Quite some things happened.
I updated my server to an 8 core cpu and 16 GB of RAM.
Finally I could use coqui-ai / TTS inference on my server and it was quite fast.
Now my goal is to train my own voices.
I had good experiences fine-tuning already good models.
So I downloaded a model that coqui-ai / TTS uses and tried to train it using a modified version of config.json with my dataset and with coqui-ai / TTS and tts_models/en/ljspeech/glow-tts.

Alas it complained about separate_stopnet, stopnet and other parameters to be missing.

I copied them from another config.json I got the traceback

Traceback (most recent call last):
  File "/content/TTS/TTS/bin/train_tacotron.py", line 664, in <module>
    main(args)
  File "/content/TTS/TTS/bin/train_tacotron.py", line 548, in main
    optimizer.load_state_dict(checkpoint['optimizer'])
  File "/usr/local/lib/python3.7/dist-packages/torch/optim/optimizer.py", line 141, in load_state_dict
    raise ValueError("loaded state dict has a different number of "
ValueError: loaded state dict has a different number of parameter groups

which means that the models are incompatible.

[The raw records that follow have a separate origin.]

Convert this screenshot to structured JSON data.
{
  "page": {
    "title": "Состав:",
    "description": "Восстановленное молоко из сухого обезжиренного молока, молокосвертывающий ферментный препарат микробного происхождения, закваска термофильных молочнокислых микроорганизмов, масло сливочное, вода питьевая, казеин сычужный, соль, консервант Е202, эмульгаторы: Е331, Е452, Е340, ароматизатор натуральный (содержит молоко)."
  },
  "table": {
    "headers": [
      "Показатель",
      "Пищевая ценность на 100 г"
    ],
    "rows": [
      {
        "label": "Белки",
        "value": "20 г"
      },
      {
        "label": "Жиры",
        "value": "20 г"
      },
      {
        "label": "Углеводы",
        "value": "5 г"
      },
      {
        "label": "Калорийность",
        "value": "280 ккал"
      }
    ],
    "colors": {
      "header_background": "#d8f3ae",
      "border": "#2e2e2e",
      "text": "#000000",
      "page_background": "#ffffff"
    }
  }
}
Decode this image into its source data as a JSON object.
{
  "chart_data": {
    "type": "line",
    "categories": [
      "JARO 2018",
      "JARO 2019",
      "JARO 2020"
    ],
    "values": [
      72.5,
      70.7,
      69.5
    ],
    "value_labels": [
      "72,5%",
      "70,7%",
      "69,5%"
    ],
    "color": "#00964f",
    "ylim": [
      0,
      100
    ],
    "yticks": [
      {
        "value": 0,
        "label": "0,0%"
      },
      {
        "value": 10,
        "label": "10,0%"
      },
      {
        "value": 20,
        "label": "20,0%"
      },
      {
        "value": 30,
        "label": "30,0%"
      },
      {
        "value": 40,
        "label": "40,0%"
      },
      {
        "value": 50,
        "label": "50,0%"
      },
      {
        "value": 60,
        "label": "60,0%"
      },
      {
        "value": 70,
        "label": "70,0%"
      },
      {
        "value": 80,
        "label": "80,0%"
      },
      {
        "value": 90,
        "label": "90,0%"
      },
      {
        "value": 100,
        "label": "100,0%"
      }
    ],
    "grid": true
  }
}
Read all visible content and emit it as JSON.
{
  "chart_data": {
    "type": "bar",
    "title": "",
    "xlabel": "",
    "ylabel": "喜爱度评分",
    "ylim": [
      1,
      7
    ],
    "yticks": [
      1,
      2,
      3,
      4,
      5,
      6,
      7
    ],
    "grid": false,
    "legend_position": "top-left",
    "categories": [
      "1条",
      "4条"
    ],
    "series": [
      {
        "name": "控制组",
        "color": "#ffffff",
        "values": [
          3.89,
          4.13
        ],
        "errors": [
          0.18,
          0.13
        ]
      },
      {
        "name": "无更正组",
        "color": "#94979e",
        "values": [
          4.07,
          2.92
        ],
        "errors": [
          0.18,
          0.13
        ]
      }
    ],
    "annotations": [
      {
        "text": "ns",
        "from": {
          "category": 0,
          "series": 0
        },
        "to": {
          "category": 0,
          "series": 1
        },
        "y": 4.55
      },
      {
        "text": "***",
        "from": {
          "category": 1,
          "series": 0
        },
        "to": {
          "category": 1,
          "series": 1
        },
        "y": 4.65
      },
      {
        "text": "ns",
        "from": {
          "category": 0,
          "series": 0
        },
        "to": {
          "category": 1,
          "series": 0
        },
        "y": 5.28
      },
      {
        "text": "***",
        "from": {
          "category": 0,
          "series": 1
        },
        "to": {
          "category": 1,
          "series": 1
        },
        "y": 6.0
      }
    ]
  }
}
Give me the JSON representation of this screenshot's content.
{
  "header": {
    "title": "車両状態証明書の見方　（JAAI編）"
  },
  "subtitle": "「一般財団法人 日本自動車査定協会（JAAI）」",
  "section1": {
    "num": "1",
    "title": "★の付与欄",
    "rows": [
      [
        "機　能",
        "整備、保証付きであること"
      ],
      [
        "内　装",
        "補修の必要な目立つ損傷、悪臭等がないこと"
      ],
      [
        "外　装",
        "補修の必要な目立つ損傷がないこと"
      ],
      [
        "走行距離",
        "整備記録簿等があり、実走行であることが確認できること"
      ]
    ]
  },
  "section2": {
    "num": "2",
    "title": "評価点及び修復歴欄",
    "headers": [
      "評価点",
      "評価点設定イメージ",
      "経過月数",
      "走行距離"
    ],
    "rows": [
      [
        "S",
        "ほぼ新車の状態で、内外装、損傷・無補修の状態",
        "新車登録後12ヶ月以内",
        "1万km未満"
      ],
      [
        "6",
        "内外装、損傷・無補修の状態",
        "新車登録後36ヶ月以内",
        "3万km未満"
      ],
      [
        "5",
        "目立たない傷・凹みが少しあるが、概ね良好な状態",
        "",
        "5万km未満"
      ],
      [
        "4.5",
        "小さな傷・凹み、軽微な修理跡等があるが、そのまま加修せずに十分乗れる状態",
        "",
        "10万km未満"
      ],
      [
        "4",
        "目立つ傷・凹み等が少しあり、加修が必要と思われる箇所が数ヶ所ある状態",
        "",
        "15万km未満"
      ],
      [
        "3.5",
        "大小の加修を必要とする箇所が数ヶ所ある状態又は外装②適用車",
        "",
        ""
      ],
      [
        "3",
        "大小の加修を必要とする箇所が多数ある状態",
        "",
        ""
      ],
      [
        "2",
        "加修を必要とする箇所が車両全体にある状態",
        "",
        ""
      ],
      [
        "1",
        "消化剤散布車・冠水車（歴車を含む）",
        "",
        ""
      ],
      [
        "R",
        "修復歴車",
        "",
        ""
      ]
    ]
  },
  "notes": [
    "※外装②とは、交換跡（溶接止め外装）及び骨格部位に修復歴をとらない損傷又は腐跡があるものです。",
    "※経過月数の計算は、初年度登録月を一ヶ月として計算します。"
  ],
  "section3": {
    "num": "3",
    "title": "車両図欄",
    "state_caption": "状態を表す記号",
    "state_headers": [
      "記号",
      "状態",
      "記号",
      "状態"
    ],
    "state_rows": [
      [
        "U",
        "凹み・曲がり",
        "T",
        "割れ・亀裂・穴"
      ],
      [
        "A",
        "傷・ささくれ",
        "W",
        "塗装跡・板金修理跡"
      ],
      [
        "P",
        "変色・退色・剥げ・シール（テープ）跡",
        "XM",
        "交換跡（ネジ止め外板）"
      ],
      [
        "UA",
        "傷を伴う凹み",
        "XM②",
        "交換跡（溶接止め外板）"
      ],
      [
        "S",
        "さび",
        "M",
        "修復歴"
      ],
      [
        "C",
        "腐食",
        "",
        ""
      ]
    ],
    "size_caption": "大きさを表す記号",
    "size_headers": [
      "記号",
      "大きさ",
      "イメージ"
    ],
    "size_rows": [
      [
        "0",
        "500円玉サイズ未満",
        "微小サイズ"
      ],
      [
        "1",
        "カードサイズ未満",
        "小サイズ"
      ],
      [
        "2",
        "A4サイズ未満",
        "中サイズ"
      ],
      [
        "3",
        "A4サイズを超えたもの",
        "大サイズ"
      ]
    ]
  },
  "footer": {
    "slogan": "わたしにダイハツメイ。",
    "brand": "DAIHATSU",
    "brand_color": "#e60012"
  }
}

How do you fine-tune a model for it to work with the tts / synthesize.py command?
Are there models that just work for fine-tuning and reusing with the current version?

I also did it the other way round, used a model from the github page and it wasn’t accepted by the tts on my server.

1 Like

You should encode the necessary commit for a model into the model.